Sosyal medyadaki yorumlar, tepkiler, bilgi eksikliğinden kaynaklanıyor.  agazete muhabiri olarak beni aradınız. Bende size gelin külliyeyi görün. Afişteki niyetimizle buradaki mana bağlantısını kurup ve yorumunuzu öyle yapın diye davet ettim. Herkesin bu ayeti yorumlayacak kapasitesi olmadığı için, “Adam böyle ayet mi olur?” tepki gösteriyor. ‘Allah’a borç vermek ister misiniz?’ ifadesini ‘Yardım etmek ister misiniz’ anlamında kullandık.

-Bizler Kur’an medeniyetli bir toplumuz

Dinimizin ilk emri okumaktır.  Okumak; kendini, kâinatı ve Rabbini tanımaktır.  Kuran Lafzıyla;  içerdiği mesajlarıyla ve sunduğu ahlak ilkeleriyle;  insanoğluna hem dünya,  hem de ahret mutluluğunu kazandıran ilahi bir kelamdır. 

Bizler Kurban medeniyetli bir toplum olarak Allah’ın muradını daha iyi anlamalı, anladığımızı hayata geçirtmek zorundayız.

Eğitim öğretimde programlar ne kadar gelişmiş olursa olsun, bunların uygulanacağı mekânlara binalara ihtiyaç vardır.
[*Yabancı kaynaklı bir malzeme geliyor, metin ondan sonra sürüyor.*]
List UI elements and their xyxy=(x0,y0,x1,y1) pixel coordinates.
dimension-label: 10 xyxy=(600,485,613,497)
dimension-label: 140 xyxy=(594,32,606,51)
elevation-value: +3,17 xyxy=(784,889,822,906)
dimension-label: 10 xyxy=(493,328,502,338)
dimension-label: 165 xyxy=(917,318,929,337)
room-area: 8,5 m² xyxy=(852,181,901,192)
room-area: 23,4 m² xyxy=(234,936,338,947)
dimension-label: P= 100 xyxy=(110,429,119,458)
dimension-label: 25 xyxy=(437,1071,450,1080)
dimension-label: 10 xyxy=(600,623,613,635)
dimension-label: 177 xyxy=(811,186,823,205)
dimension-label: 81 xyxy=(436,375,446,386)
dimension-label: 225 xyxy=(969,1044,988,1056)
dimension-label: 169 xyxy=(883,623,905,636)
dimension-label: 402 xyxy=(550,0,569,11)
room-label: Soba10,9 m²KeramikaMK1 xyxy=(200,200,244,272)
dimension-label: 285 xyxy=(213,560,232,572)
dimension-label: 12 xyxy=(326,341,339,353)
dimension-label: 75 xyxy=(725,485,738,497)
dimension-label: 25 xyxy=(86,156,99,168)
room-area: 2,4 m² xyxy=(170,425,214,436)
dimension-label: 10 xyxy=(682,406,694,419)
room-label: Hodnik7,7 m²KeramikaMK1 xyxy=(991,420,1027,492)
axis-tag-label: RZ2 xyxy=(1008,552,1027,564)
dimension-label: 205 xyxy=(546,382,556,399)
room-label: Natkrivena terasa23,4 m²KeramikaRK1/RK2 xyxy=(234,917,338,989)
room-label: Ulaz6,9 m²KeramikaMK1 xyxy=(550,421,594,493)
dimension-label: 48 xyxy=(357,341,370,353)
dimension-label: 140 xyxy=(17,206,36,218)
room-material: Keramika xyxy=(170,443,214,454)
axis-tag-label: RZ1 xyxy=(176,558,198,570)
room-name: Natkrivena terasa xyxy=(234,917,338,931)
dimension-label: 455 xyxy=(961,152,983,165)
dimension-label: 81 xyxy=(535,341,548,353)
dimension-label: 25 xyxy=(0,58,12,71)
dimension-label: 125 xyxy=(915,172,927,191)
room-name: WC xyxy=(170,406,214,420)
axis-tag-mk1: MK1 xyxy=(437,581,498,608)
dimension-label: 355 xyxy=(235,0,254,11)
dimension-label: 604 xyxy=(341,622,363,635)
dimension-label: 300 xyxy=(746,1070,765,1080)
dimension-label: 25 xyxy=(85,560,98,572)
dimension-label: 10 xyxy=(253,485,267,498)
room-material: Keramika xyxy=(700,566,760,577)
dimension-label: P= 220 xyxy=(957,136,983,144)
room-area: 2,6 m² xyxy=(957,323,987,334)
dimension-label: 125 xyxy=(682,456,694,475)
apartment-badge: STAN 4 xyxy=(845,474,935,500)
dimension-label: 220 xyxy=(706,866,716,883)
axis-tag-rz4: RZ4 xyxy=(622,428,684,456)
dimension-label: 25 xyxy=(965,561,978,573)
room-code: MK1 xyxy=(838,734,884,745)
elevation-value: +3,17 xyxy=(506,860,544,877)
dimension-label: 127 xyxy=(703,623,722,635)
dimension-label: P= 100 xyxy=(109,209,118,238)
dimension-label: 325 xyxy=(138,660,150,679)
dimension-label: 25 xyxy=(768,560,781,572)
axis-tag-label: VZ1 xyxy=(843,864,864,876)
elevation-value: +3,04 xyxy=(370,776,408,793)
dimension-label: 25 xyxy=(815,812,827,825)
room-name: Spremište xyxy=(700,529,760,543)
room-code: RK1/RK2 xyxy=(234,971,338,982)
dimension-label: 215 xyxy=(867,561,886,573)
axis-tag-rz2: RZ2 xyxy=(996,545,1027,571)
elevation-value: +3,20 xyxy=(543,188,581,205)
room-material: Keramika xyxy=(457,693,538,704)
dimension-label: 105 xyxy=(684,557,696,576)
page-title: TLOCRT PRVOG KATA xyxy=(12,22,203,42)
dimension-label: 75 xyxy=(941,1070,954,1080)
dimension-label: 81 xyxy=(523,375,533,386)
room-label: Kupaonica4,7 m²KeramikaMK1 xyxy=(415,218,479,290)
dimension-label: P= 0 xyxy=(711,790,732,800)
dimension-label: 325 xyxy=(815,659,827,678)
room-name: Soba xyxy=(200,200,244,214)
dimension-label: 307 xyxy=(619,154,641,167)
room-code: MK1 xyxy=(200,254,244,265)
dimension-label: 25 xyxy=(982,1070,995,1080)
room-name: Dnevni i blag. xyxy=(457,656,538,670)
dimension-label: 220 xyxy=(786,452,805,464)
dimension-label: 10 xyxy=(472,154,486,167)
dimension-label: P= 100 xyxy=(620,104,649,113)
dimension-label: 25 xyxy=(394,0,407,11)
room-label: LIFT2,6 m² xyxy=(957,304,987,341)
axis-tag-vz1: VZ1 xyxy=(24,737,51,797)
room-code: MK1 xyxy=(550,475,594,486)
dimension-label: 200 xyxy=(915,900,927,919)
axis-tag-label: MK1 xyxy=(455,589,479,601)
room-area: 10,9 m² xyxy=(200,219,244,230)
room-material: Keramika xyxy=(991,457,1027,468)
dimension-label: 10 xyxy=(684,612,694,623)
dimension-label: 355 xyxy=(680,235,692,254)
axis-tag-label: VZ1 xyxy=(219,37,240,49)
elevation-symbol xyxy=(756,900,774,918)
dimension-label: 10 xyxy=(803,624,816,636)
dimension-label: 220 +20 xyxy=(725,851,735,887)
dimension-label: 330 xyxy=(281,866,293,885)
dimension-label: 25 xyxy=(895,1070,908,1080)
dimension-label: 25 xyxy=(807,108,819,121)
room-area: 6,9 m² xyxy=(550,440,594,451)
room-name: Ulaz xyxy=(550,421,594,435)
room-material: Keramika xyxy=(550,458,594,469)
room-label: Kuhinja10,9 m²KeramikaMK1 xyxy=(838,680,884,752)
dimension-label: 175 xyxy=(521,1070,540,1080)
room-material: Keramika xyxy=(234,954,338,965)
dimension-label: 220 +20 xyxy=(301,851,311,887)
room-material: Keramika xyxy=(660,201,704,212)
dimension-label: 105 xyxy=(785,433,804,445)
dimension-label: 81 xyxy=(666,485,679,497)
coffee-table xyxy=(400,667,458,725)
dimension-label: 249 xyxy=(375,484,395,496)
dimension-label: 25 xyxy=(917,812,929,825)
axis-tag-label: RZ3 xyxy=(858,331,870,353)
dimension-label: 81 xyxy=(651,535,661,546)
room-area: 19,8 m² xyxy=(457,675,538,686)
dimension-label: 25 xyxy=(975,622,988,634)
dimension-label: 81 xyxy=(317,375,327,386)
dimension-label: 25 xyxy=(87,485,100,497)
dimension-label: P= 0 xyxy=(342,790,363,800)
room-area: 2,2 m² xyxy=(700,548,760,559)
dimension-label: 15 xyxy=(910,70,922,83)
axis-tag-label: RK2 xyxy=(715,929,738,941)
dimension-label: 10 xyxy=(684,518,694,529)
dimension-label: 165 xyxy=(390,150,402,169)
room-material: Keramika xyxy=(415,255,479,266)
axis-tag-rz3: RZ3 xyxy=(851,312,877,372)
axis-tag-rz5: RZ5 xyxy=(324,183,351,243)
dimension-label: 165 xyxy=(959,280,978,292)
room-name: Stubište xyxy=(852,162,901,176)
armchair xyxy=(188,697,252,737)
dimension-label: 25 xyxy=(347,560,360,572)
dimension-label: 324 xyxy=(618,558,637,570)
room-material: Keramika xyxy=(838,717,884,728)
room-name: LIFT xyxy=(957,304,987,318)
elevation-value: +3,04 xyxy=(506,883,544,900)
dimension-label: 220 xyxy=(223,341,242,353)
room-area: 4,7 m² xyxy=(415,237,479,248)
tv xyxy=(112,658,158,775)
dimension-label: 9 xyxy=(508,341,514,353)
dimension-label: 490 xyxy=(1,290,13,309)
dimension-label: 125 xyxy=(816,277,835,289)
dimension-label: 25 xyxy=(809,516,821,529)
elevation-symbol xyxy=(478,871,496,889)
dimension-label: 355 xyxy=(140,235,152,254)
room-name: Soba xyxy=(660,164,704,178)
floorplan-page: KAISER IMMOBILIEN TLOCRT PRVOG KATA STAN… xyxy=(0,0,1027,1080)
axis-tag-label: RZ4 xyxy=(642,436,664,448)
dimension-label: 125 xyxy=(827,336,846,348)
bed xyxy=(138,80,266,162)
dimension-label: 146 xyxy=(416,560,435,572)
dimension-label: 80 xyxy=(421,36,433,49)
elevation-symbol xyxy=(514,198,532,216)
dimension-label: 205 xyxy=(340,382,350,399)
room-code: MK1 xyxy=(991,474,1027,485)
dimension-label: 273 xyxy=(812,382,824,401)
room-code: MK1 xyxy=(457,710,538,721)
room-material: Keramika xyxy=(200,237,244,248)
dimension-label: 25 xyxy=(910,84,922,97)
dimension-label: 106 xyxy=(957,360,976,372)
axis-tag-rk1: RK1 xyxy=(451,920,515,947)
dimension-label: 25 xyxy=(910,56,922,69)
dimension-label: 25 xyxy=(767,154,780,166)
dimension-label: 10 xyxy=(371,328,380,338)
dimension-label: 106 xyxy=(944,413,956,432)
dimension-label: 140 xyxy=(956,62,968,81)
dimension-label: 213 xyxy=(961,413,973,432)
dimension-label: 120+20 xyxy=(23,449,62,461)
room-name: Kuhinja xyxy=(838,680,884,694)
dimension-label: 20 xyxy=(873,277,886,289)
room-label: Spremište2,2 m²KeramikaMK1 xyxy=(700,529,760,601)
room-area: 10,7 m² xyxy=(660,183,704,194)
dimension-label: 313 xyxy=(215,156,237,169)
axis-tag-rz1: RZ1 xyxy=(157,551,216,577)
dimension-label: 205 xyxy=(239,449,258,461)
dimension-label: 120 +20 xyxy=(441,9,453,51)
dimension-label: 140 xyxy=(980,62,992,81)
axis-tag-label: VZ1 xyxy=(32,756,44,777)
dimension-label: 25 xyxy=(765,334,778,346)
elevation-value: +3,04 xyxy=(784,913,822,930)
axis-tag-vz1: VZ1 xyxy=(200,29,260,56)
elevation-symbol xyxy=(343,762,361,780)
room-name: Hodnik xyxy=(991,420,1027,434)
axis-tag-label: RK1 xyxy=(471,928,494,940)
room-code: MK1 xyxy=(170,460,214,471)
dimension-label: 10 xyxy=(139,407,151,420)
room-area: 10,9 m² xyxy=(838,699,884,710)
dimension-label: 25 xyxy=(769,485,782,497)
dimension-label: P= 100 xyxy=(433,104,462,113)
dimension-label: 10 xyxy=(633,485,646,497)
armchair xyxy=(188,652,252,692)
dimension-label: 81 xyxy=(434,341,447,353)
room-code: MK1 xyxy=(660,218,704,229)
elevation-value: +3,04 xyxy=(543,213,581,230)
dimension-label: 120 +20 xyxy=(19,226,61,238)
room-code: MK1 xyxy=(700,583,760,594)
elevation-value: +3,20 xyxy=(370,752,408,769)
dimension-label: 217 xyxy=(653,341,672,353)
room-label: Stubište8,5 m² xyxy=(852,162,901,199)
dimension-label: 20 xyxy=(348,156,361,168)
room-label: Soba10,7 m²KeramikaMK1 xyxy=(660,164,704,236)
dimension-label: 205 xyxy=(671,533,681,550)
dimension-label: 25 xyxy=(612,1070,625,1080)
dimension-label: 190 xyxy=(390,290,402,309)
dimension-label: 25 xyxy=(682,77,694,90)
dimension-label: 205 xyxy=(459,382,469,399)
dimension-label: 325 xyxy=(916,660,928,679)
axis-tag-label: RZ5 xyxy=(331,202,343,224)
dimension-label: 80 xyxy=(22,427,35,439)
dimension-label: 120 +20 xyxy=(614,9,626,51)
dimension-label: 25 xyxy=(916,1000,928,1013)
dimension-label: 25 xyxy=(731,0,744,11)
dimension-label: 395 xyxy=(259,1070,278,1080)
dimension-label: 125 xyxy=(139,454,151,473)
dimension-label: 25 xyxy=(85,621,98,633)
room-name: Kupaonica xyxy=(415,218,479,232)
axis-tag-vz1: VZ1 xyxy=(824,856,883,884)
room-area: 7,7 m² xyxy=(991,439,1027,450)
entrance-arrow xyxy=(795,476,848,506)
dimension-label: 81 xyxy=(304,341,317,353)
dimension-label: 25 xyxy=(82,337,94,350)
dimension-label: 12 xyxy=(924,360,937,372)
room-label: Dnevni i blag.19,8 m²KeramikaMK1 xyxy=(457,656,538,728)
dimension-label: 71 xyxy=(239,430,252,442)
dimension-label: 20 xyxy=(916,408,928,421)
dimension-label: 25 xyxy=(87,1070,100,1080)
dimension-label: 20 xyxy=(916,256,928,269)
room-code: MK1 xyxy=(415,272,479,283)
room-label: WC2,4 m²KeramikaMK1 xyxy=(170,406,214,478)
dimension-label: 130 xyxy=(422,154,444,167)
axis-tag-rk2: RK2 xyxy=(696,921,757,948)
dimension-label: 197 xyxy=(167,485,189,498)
-4 yıl süren bir çalışma  

Bu amaçla din görevlisi ihtiyacını karşılamak amacıyla Doğanköy’de 150 dönümlük bir araziyi Diyanet İşleri Başkanlığı’na kazandırdık. 4 yıl süren bir çalışma ile arazinin imar ve altyapı çalışmalarını sonuçlandırdık.   İnşaatı devam eden Din Eğitimi Külliyesinin mimarı projesini İstanbul büyükşehir belediyesine bağlı KİPTAŞ AŞ’nin yardımıyla tamamladık.  4 Temmuz 2014 tarihinde Diyanet İşleri Başkanı Prof. Dr. Mehmet Görmez’in katılımıyla attık. Ayvaz, söyleşimizin sonunda  bilginin önemine değinerek,  Diyanet İşleri Başkanı Prof. Dr. Mehmet Görmez’in, Külliyenin temel atma törenindeki konuşmadan şu sözlerle noktaladı:

-Bilgi olmadan

“ Bilgi olmadan din olmaz. Bilgi olmadan, iman kıbleye yerleşmez.  Sosyal hayata yansımaz. Bilgi olmadan ibadet ta olmaz. Onun için İslam coğrafyasında bu gün yaşadığımız en büyük sorunlar, İslam dininin kendisinden değil, Din konusundaki cehaletten kaynaklanıyor.  Din eğitimi sorununu halledemeyen hiçbir Müslüman ülkenin ayakları üzerinde durması mümkün değil. Onun için Türkiye’de diyanet işleri Başkanlığı’nın ilahiyat fakültelerinin temelini attığımız din eğitimi külliyesi gibi önemli din eğitimi müesseslerinin varlığı ülkemiz ve tüm İslam coğrafyası için son derece önemlidir.”